Каждый раз после этого Виктор чувствовал себя опустошенным и измотанным.
Но энергия быстро восстанавливалась, и он ощущал, что его вновь тянет на склон холма, туда, где под скособоченным навесом лежит неуклюжий деревянный предмет…
– Что мы тут делаем? – спросил он как-то у инструктора Джонсона, перед тем как залезть в ящик.
– Уничтожаете свое прошлое – ответил тот. – Именно прошлое чаще всего определяет, чем человек себя считает и тем самым является. Вам же придется научиться быть людьми без прошлого.
После этой беседы стало ясно, зачем нужен запрет на разговоры между курсантами о том, кем они были и чем занимались ранее, до появления на острове Грасъоса.
С каждым разом входить в воспоминания было все легче. Вот и сегодня Виктор без особых усилий вызвал из памяти первый день в университете, бестолковый и суетливый, закончившийся безобразной пьянкой на квартире у кого-то из однокашников…
Пережив его заново, он откинул крышку и выбрался наружу.
Джонсон, давший задание извлечь только одно событие, взглянул на него, но ничего не спросил.
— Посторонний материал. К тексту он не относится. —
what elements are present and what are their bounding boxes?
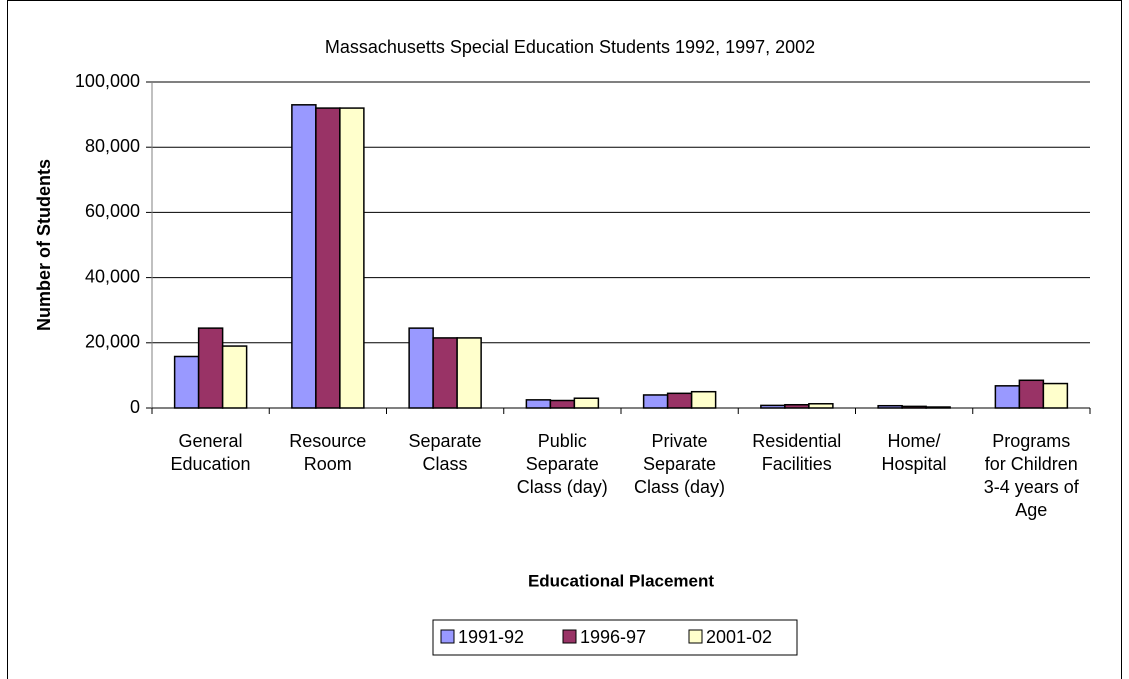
bar: [173, 355, 200, 409]
bar: [994, 385, 1021, 409]
x-axis-title: Educational Placement: [528, 571, 714, 590]
bar: [525, 399, 552, 409]
legend-label: 1996-97: [580, 627, 646, 647]
bar: [1042, 382, 1069, 409]
bar: [808, 403, 834, 409]
y-tick-label: 80,000: [85, 136, 140, 156]
x-tick-label: Home/ Hospital: [881, 431, 947, 474]
bar: [408, 327, 434, 409]
bar: [666, 392, 693, 409]
legend-swatch: [562, 629, 577, 644]
bar: [291, 104, 317, 409]
legend-swatch: [688, 629, 703, 644]
bar: [549, 399, 576, 409]
bar: [197, 327, 224, 409]
bar: [573, 397, 600, 409]
legend-label: 1991-92: [458, 627, 524, 647]
y-tick-label: 20,000: [85, 332, 140, 352]
x-tick-label: Residential Facilities: [752, 431, 842, 474]
y-tick-label: 40,000: [85, 266, 140, 286]
bar: [690, 390, 717, 409]
bar: [1018, 379, 1045, 409]
y-axis-title: Number of Students: [34, 159, 54, 331]
y-tick-label: 0: [130, 397, 140, 417]
chart-title: Massachusetts Special Education Students…: [325, 37, 815, 57]
bar: [339, 107, 365, 409]
x-tick-label: Separate Class: [408, 431, 482, 474]
bar: [432, 337, 458, 409]
bar: [456, 337, 482, 409]
bar: [315, 107, 341, 409]
legend-label: 2001-02: [706, 627, 772, 647]
x-tick-label: Programs for Children 3-4 years of Age: [983, 431, 1079, 520]
x-tick-label: General Education: [170, 431, 251, 474]
bar: [642, 394, 669, 409]
y-tick-label: 100,000: [75, 71, 140, 91]
x-tick-label: Public Separate Class (day): [516, 431, 608, 497]
legend-swatch: [440, 629, 455, 644]
legend-box: [432, 619, 798, 656]
bar: [221, 345, 248, 409]
x-tick-label: Private Separate Class (day): [633, 431, 726, 497]
y-tick-label: 60,000: [85, 201, 140, 221]
x-tick-label: Resource Room: [289, 431, 367, 474]
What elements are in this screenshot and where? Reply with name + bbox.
Смахивавший на индейского вождя, лейтенант всегда знал, выполнил подопечный его задание или нет.
– Не уходите, мистер Зеленский, – сказал он. – Подождите остальных.
Виктор кивнул и сел на землю. На западе догорал закат, багровое солнце почти полностью погрузилось в море, точно растворившись в его темных водах. В небесах пылали и все не сгорали облака. Белыми молниями метались над шумящим прибоем не умолкавшие чайки.
Виктор смотрел на все это, слушал и ни о чем не думал. В последнее время он открыл в себе способность просто наслаждаться вот такими моментами покоя, никуда не спеша и ни о чем не волнуясь. Дерганый и нервный журналист Зеленский был на такое просто неспособен.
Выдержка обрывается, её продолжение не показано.